От счастья я и плакала, и смеялась одновременно.
– Нет уж… сто лет не разговаривал! Это дождь идет или лето кончилось?
– Сегодня двадцатое октября, – сказала я тихо. – Лето давно кончилось. И дождь.
– О!..
Он выглядел потрясенным.

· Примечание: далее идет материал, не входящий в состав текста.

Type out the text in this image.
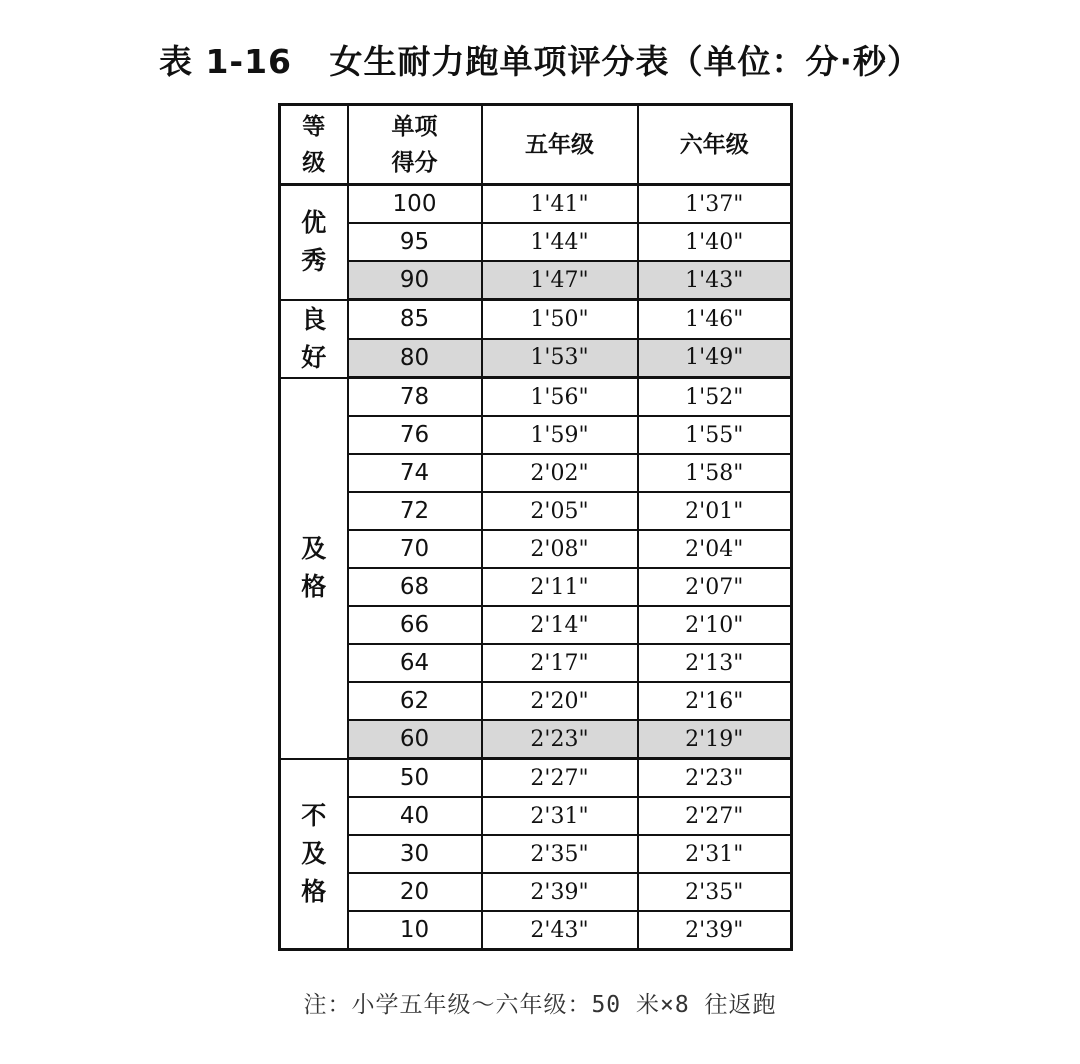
表 1-16   女生耐力跑单项评分表（单位：分·秒）
等
级	单项
得分	五年级	六年级
优
秀	100	1'41"	1'37"
	95	1'44"	1'40"
	90	1'47"	1'43"
良
好	85	1'50"	1'46"
	80	1'53"	1'49"
及
格	78	1'56"	1'52"
	76	1'59"	1'55"
	74	2'02"	1'58"
	72	2'05"	2'01"
	70	2'08"	2'04"
	68	2'11"	2'07"
	66	2'14"	2'10"
	64	2'17"	2'13"
	62	2'20"	2'16"
	60	2'23"	2'19"
不
及
格	50	2'27"	2'23"
	40	2'31"	2'27"
	30	2'35"	2'31"
	20	2'39"	2'35"
	10	2'43"	2'39"
注：小学五年级～六年级：50 米×8 往返跑
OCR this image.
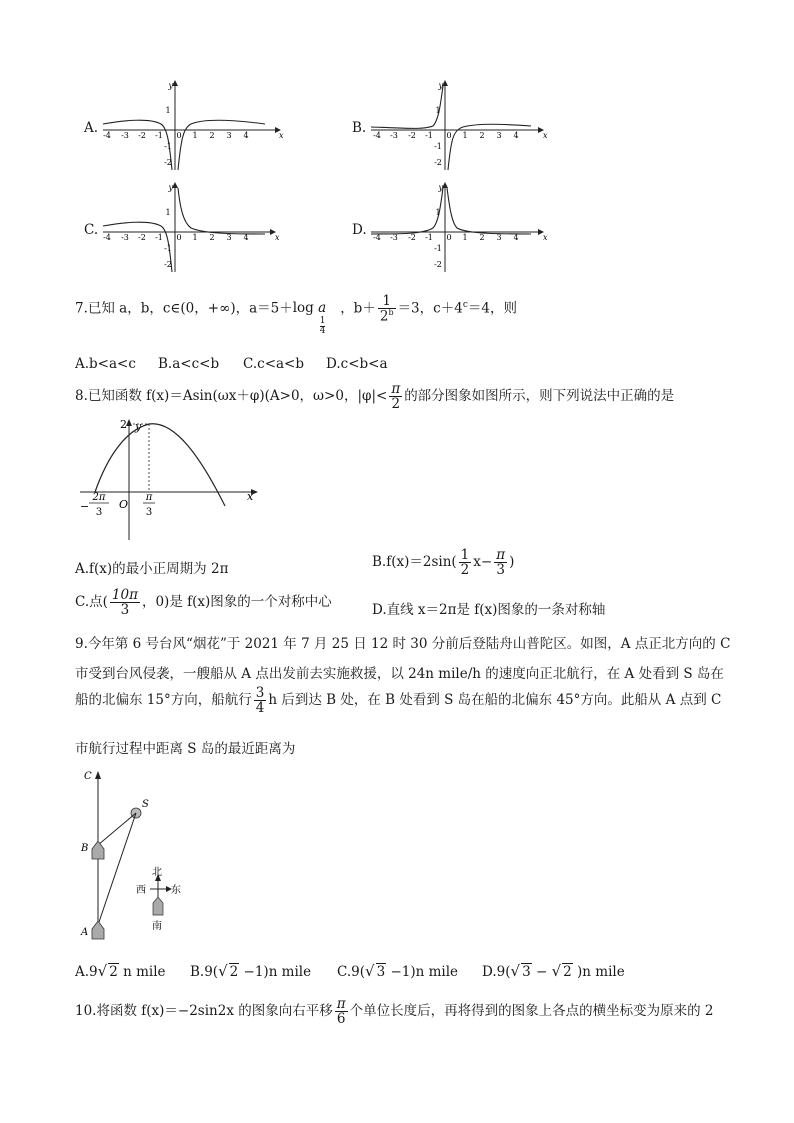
A.
y
x
-4 -3 -2 -1 0 1 2 3 4
1
-1
-2
B.
y
x
-4 -3 -2 -1 0 1 2 3 4
1
-1
-2
C.
y
x
-4 -3 -2 -1 0 1 2 3 4
1
-1
-2
D.
y
x
-4 -3 -2 -1 0 1 2 3 4
1
-1
-2
7.已知 a，b，c∈(0，+∞)，a＝5＋log
$\frac{1}{4}$
a ，$b+ \frac{1}{2^b} =3$，$c+4^c=4$，则
A.b<a<c B.a<c<b C.c<a<b D.c<b<a
8.已知函数 f(x)＝Asin(ωx＋φ)(A>0，ω>0，$|\varphi|< \frac{\pi}{2}$ 的部分图象如图所示，则下列说法中正确的是
y
x
O
2
−
2π
3
π
3
A.f(x)的最小正周期为 2π	$B.f(x)=2\sin( \frac{1}{2} x- \frac{\pi}{3}$ )
C.点( $\frac{10\pi}{3}$ ，0)是 f(x)图象的一个对称中心	D.直线 x＝2π是 f(x)图象的一条对称轴
9.今年第 6 号台风“烟花”于 2021 年 7 月 25 日 12 时 30 分前后登陆舟山普陀区。如图，A 点正北方向的 C
市受到台风侵袭，一艘船从 A 点出发前去实施救援，以 24n mile/h 的速度向正北航行，在 A 处看到 S 岛在
船的北偏东 15°方向，船航行 $\frac{3}{4}$ h 后到达 B 处，在 B 处看到 S 岛在船的北偏东 45°方向。此船从 A 点到 C
市航行过程中距离 S 岛的最近距离为
C
S
B
A
北
西	东
南
A.9√ 2 n mile B.9(√ 2 −1)n mile C.9(√ 3 −1)n mile D.9(√ 3 − √ 2 )n mile
10.将函数 f(x)＝−2sin2x 的图象向右平移 $\frac{\pi}{6}$ 个单位长度后，再将得到的图象上各点的横坐标变为原来的 2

Несколько месяцев напрочь испарились из его жизни.
– И все равно – сегодня самый лучший день на свете! – поспешила сказать я.
– Наверное.
Мне хотелось многих вещей разом: остаться здесь, с ним, и сидеть, прижавшись, не выпуская его пальцев из своих; побежать в дежурку и позвать оттуда заведующего; перебудить, несмотря на ранее утро, все отделение; позвонить домой… Максу… Олегу…
– Я… нужно позвать доктора.
– Ты сама доктор. Самый лучший доктор. Я знаю!
– Ты… ты не понимаешь. Они… – Я запнулась. Как сказать ему, что сегодня, именно сегодня, его собирались отключить? Или… он сам это знал? Как знал то, что меня зовут Аня и какие у меня раньше были волосы… И как называется то, что произошло этой ночью? Чудо? Усилие воли? Или организм наконец справился сам?
– Посиди со мной. Я не хочу тебя никуда отпускать.
– Ты не понимаешь… Может быть, тебе срочно нужны какие-нибудь процедуры! – выпалила я.
– Только не бегай по отделению в таком виде, – жалобно попросил он. – В конце концов, я ревную!